Non è facile inquadrare Sanctuary perché somma in sé tutta una serie di generi che di solito vivono parallelamente e difficilmente s’intrecciano.
Nel vasto panorama del fumetto giapponese non sempre ci si imbatte in storie di robottoni pseudo – fantascientifici: capita anche di trovarsi di fronte ad opere originali non soltanto nei contenuti, ma anche nelle forme espressive. Sanctuary si potrebbe definire una gangster story, se non fosse che si tratta di Yakuza; si potrebbe definire una storia di potere, se non fosse che il politico in questione è un giovane scampato alle persecuzioni di Pol Pot in Cambogia; si potrebbe definire un fumetto hard boiler, perché ci sono situazioni scabrose, ma vi troverete anche di fronte a situazioni molto giapponesi. In realtà, non è facile inquadrare Sanctuary in un genere preciso e, diciamocelo, neanche mi va a genio questa mania tassonomica da piccolo naturalista.
Quel che possiamo dire senza ombra di dubbio, è che Sanctuary è un’opera matura e completa di un grande autore, Sho Fumimura che altri non è che quel Buron Son, già sceneggiatore di Hokuto No Ken, affidata alle chine di un maestro del fumetto giapponese: Ryoichi Ikegami. Questo disegnatore, spesso sgradito al pubblico nostrano per il suo tratto assai poco giapponese (niente occhini, niente linee e riempimenti, fisionomie assolutamente realistiche), ha, negli anni, prodotto una vasta serie di lavori, alcuni dei quali pregevolissimi. Che abbia un debole per le storie di malavita è noto: molti ricorderanno il suo Crying Freeman, dal quale è stato tratto un film dal vivo; altri ricorderanno anche la sua passione per le opere a sfondo storico, spesso ambientate all’epoca dei Samurai.

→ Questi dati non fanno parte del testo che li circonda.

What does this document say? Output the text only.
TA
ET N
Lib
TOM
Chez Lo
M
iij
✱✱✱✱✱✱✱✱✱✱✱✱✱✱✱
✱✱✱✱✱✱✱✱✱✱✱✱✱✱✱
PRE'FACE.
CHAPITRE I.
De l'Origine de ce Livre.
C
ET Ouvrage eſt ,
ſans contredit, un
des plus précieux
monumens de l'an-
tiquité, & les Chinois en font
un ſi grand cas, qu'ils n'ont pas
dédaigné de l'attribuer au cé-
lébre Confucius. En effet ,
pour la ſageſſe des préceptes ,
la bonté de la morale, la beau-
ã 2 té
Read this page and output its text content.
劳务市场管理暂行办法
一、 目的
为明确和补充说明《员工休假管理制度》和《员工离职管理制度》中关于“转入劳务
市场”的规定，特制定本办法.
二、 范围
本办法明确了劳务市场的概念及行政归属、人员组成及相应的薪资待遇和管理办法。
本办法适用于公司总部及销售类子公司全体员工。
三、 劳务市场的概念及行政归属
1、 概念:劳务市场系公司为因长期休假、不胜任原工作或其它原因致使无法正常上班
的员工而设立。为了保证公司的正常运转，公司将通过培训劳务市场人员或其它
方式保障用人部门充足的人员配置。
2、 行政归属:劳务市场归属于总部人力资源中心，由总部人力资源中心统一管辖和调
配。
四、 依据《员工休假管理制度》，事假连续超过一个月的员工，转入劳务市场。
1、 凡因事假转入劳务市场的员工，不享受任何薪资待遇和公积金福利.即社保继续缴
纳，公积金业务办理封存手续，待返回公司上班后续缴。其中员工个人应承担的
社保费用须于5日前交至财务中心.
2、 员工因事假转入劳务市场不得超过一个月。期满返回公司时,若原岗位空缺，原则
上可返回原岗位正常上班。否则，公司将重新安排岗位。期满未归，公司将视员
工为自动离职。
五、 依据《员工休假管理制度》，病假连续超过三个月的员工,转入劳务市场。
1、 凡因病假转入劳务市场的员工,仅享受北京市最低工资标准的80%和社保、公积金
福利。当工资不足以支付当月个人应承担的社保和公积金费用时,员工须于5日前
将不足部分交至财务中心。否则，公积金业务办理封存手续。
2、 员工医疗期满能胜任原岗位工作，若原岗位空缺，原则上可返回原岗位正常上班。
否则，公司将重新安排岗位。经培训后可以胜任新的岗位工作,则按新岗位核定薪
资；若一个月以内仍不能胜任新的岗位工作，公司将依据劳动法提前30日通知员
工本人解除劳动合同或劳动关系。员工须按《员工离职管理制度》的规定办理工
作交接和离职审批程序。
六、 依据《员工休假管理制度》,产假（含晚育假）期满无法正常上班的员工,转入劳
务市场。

Sanctuary, il Santuario, è una parola emblematica, idonea a far da titolo alla storia dell’ascesa al potere dei due protagonisti. Akira Hojo e Chiaki Asami, scampati in tenera età alla persecuzione di Pol Pot (i loro genitori lavoravano in Cambogia al tempo della rivoluzione), decidono di percorrere due cammini simili, ma paralleli.
La sorte vuole che ad Hojo tocchi la via delle ombre, egli diventerà uno yakuza, mentre ad Asami spetti la via della luce, egli diventerà un politico. Ma mai come in questo caso i nomi non sono che apparenze: spesso, molto spesso, politica e mafia si incontrano, per non dire che vivono contigui. Bisogna dire che la mafia giapponese è molto peculiare, ma dovremmo scrivere un articolo a proposito e forse lo faremo. In questa sede basti sapere che la Yakuza è regolata in modo gerarchico, per l’aspetto personale, ed in modo imprenditoriale, per l’aspetto delle attività illecite. Queste sono sempre coperte da attività apparentemente lecite: club, locali notturni, società finanziarie, banche.
Chiusa questa piccola parentesi, occorre spiegare il motivo che spinge i due giovani a gettarsi a capofitto in una corsa ambiziosa e inarrestabile verso il Santuario: Hojo e Asami vogliono rovesciare il Giappone “come un calzino”. Vogliono spodestare i vecchi gufi del potere: vecchi politici, che conservano con gli scandali e la corruzione i propri serbatoi elettorali, vecchi boss mafiosi, che conservano con l’inganno e con il sangue, i propri domini criminali.
L’accostamento fra crimine e politica non è casuale, come non lo è la critica ad un sistema incentrato sul “potere di Matusalemme”, di cento, mille mummie che schiacciano con le loro trame la forza giovane di un paese prospero, ma imbelle.
È evidente l’intento di elaborare una critica allo stato delle cose (relativamente all’epoca del fumetto, la metà degli anni ‘80), al giogo dei vecchi sul futuro del Giappone. In effetti, se scorreste l’annuario dei parlamentari giapponesi, notereste che moltissimi hanno superato i settant’anni (anche oggi). Insomma, se critica al sistema deve essere, meglio se la si espone attraverso una bella storia. Sanctuary è così: avvincente, violento, umano.